UK votes to leave EU — the wood and the trees

Author Toby Shelley

Front-month Ice Brent is down some 5pc today, with product barge prices in northwest Europe trotting along behind. But look at a graph of Ice Brent prices over the last year and the move is lost in the broad falling trend of 2015 and the rising trend of 2016, emphasising that the UK vote to leave the EU is not a cataclysm, for now at any rate.

Front-month Ice Brent is down some 5pc today, with product barge prices in northwest Europe trotting along behind. But look at a graph of Ice Brent prices over the last year and the move is lost in the broad falling trend of 2015 and the rising trend of 2016, emphasising that the UK vote to leave the EU is not a cataclysm, for now at any rate.
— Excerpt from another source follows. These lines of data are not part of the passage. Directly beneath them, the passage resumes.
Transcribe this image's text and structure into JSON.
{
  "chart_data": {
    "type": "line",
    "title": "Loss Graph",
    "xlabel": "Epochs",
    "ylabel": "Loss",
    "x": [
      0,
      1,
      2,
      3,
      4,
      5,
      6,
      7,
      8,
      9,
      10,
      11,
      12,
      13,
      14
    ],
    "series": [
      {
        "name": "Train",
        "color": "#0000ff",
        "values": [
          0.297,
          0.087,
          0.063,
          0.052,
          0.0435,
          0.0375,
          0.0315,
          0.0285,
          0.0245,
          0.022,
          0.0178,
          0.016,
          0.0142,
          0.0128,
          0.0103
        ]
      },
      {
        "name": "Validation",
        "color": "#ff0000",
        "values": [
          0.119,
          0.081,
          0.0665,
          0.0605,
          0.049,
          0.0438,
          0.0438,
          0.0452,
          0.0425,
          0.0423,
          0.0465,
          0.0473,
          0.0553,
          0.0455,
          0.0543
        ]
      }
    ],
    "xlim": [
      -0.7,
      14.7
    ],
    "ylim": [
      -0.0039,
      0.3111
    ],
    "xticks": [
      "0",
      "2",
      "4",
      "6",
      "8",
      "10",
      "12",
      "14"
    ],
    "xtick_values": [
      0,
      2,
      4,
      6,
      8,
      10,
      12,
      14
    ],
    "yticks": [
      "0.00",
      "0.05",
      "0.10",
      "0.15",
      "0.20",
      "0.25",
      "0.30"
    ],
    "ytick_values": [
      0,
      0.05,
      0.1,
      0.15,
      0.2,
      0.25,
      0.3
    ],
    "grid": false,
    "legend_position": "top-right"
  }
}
BP and Shell saw their share prices fall but, again, look at a one-year or six-month graph and it is just another blip. Both majors issued calming statements, with BP saying that staff and office locations would not be affected and pointing out that “it is far too early to understand the detailed implications” of the vote.

It is the wood not the trees that matter. For oil markets clawing their way out of a period of supply overhang with the help of strong demand growth last year and decent demand growth this year and forecast for next, the question is whether the UK electorate’s decision will trigger a slowdown in European or global GDP growth that could imperil oil demand growth and, hence, market rebalancing.

For now, on the dollar-denominated crude and products markets, it is business as usual. Traded volumes of fuel in the German market are expected to be up on the price fall. Some London brokers were more interested in the boost to their commissions from sterling’s fall. And the tanker market sails on regardless, as the Worldscale rate is based on the dollar.

Parochially, the oil and gas industry in the UK will be weighing up potential pluses and minuses for the upstream. If the pound stays weak, many costs will fall, potentially making developments more attractive. But will the industry be able to retain skilled labour? Will Scotland seek a second referendum on independence?

The complexity of these issues is nothing to those that other parts of the energy complex may face in the coming months and years. Will the UK opt out of the biofuels mandate? If so, the UK would no longer have any meaningful role in the European market and that market would be likely to suffer from yet further fragmentation.

The carbon price floor in the UK limits the impact of EU emissions trading scheme (ETS) price falls there, but in Germany — where the ETS feeds more directly into power prices — falling allowance prices are important. So, today’s initial 10pc price fall will be an immediate concern, but the structure of a future market will be an abiding worry. Will the UK stay within the ETS? Will it seek a linkage deal like Norway and Iceland? Will it tear the whole thing up and return the remnants of British industry to the days of dark, satanic mills?

Premium biomass pellet producers in the UK are rubbing their hands today at the prospect of an export boost. But, in the medium-term, market participants are wondering whether the vote will render the EU inquiry into the Drax CFD subsidy for its coal-to-biomass unit irrelevant. And what will happen to compliance with the renewable energy directive?

Today, there are many more questions than answers.